"Les prix doivent être compétitifs pour raviver l’intérêt des Chinois": confrontée à une concurrence accrue depuis la réouverture d'Ormuz, l'Arabie Saoudite va vendre son pétrole à prix discount au mois d'août
La compagnie pétrolière saoudienne va exceptionnellement brader son pétrole pour regagner des clients asiatiques, alors que les cours ont chuté depuis l'arrêt des combats au Moyen-Orient.

C'est une décision rare. L'Arabie saoudite va vendre son pétrole à prix cassé le mois prochain, alors que la physionomie du marché a totalement changé depuis la signature d'un protocole d'accord de paix entre les États-Unis et l'Iran. L'augmentation de l'offre, notamment permise par la reprise progressive du trafic maritime dans le détroit d'Ormuz, a fait chuter les cours et accru la concurrence pour trouver des acheteurs.
Pour séduire les clients asiatiques, Saudi Aramco, la compagnie d'État, va donc baisser les prix de son pétrole Arab Light de 11 dollars en août, soit 1,5 dollars de moins que le prix de référence régional, rapporte Bloomberg. Lors des 25 dernières années, l'Arabie saoudite n'a fait de telles ristournes que deux fois: en 2015 pour contrer le pétrole américain et en 2020 contre l'or noir russe. "Les baisses de prix officielles pour les chargements d'août reflètent le surplus de cargaisons disponibles rapidement.

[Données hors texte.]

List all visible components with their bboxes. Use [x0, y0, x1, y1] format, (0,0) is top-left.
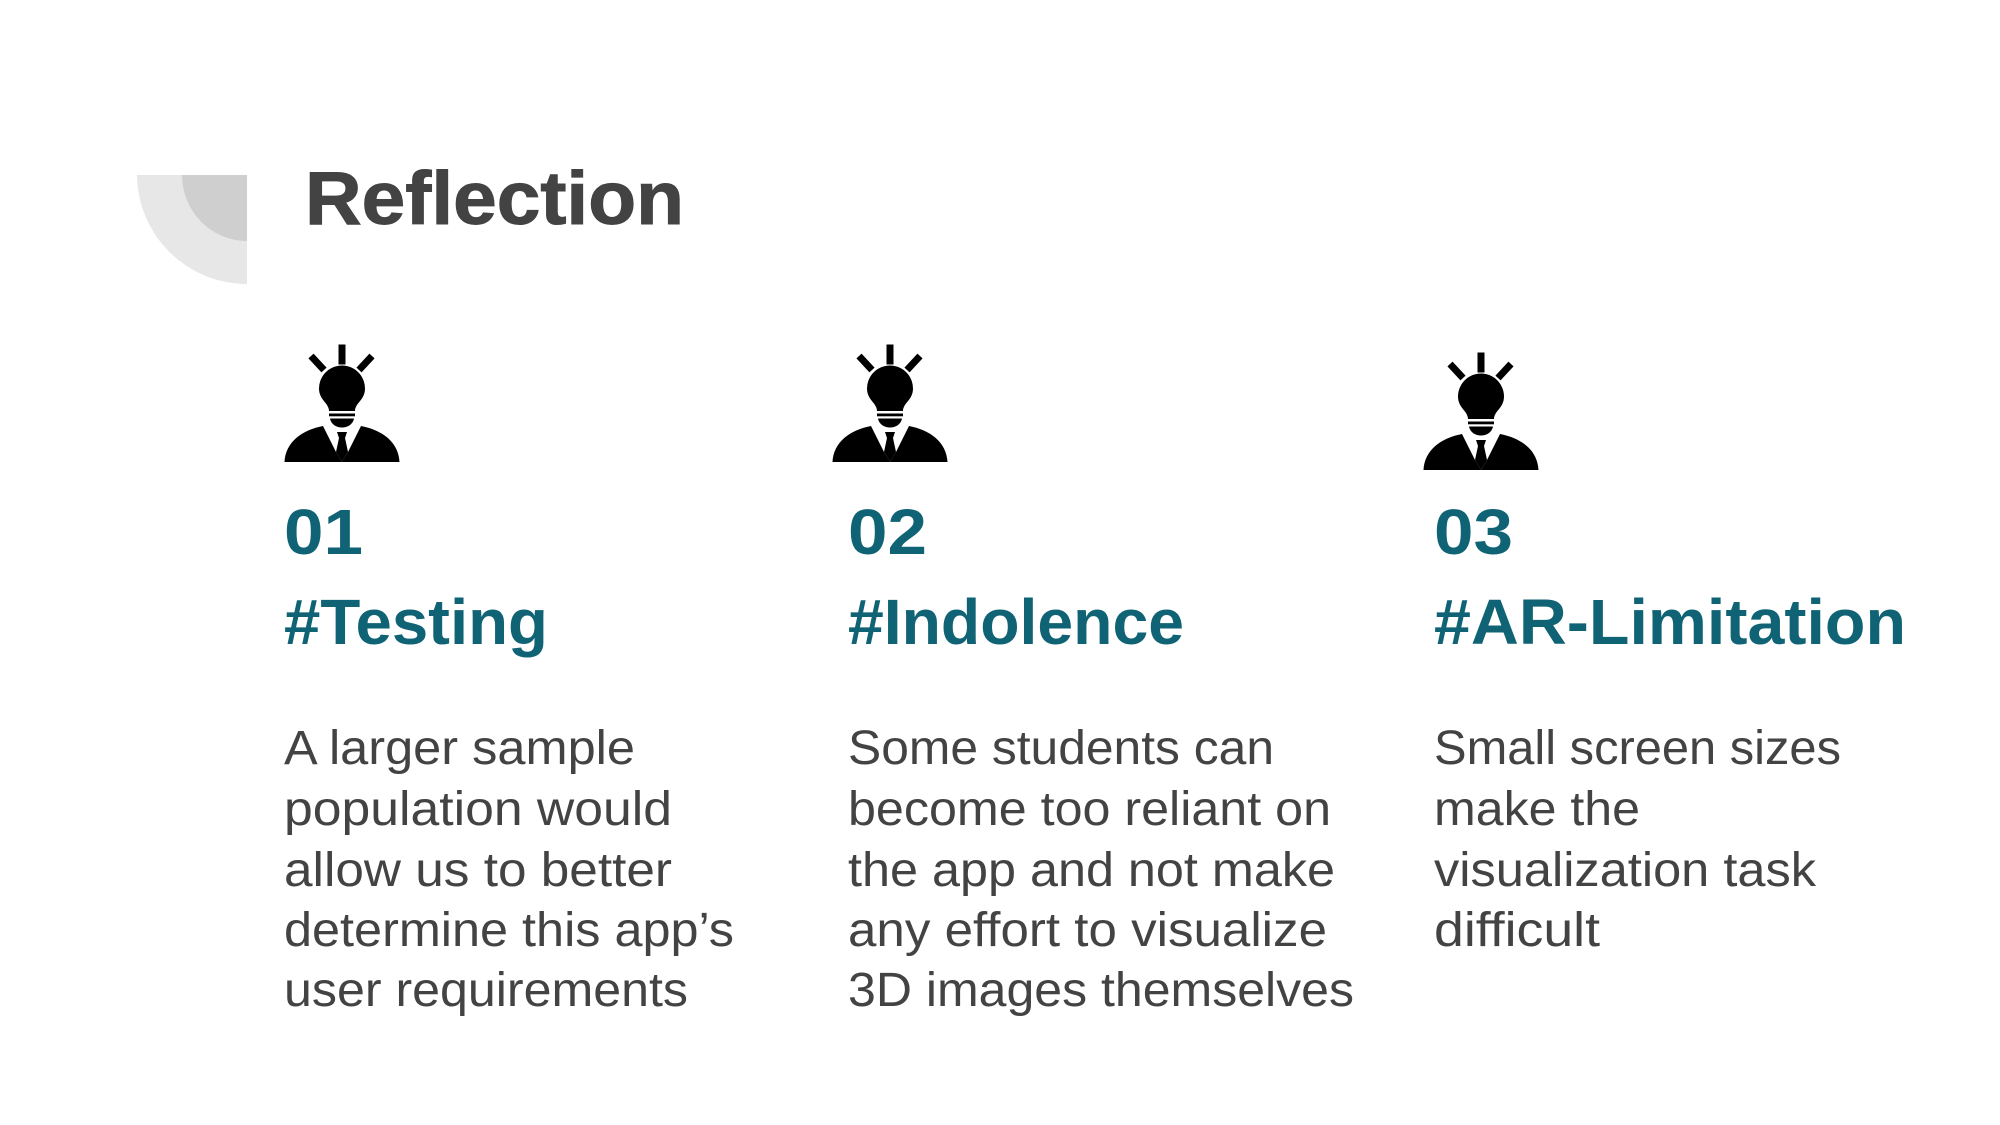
- body text: indolence: become too reliant on: [848, 783, 1331, 836]
- icon: person with light bulb head: [284, 344, 400, 462]
- heading: testing: #Testing: [284, 586, 548, 658]
- body text: indolence: any effort to visualize: [848, 904, 1327, 957]
- body text: AR limitation: difficult: [1434, 904, 1600, 957]
- body text: testing: allow us to better: [284, 844, 672, 897]
- number 01: 01: [284, 496, 363, 568]
- number 02: 02: [848, 496, 927, 568]
- body text: testing: [284, 722, 734, 1017]
- heading: AR limitation: #AR-Limitation: [1434, 586, 1906, 658]
- body text: indolence: Some students can: [848, 722, 1274, 775]
- heading: indolence: #Indolence: [848, 586, 1184, 658]
- body text: indolence: 3D images themselves: [848, 964, 1354, 1017]
- panel: indolence: [832, 344, 1354, 1017]
- icon: person with light bulb head: [832, 344, 948, 462]
- panel: AR limitation: [1424, 352, 1906, 957]
- body text: indolence: the app and not make: [848, 844, 1335, 897]
- body text: AR limitation: [1434, 722, 1841, 957]
- number 03: 03: [1434, 496, 1513, 568]
- icon: person with light bulb head: [1424, 352, 1538, 470]
- body text: AR limitation: visualization task: [1434, 844, 1817, 897]
- body text: indolence: [848, 722, 1354, 1017]
- corner decoration: [137, 175, 247, 284]
- title: Reflection: [305, 156, 684, 240]
- panel: testing: [284, 344, 734, 1017]
- body text: testing: population would: [284, 783, 672, 836]
- body text: AR limitation: Small screen sizes: [1434, 722, 1841, 775]
- body text: testing: user requirements: [284, 964, 688, 1017]
- body text: testing: determine this app’s: [284, 904, 734, 957]
- body text: testing: A larger sample: [284, 722, 635, 775]
- body text: AR limitation: make the: [1434, 783, 1640, 836]
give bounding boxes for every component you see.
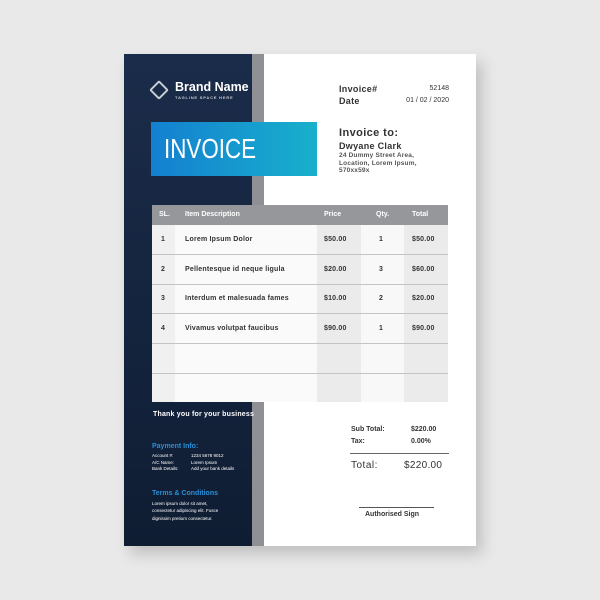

Les prix doivent être suffisamment compétitifs pour raviver l’intérêt des Chinois", décrypte Ahmed Mehdi, analyste pétrolier chez Renaissance Energy Advisors, auprès de Bloomberg. Après avoir atteint un pic d'environ 126 dollars le baril en avril, les cours du pétrole Brent de la mer du Nord se situent désormais en dessous des niveaux enregistrés juste avant le début du conflit, autour de 72 dollars. Pour le moment, cela ne se traduit pas totalement à la pompe.
Les carburants restent en moyenne 15 centimes d'euro plus chers qu'avant la guerre, selon le site Carbu. com. En fait, les marchés pétroliers semblent se rapprocher de la situation initiale.
Avant le début de la guerre, l'offre de pétrole était largement plus importante que la demande, de l'ordre de 3,7 millions de barils par jour, selon les chiffres de l'Agence internationale de l'énergie (AIE). Ce surplus exerçait une forte pression à la baisse sur les prix. Et ce matelas a été très utile pour éviter la catastrophe au plus fort de la guerre.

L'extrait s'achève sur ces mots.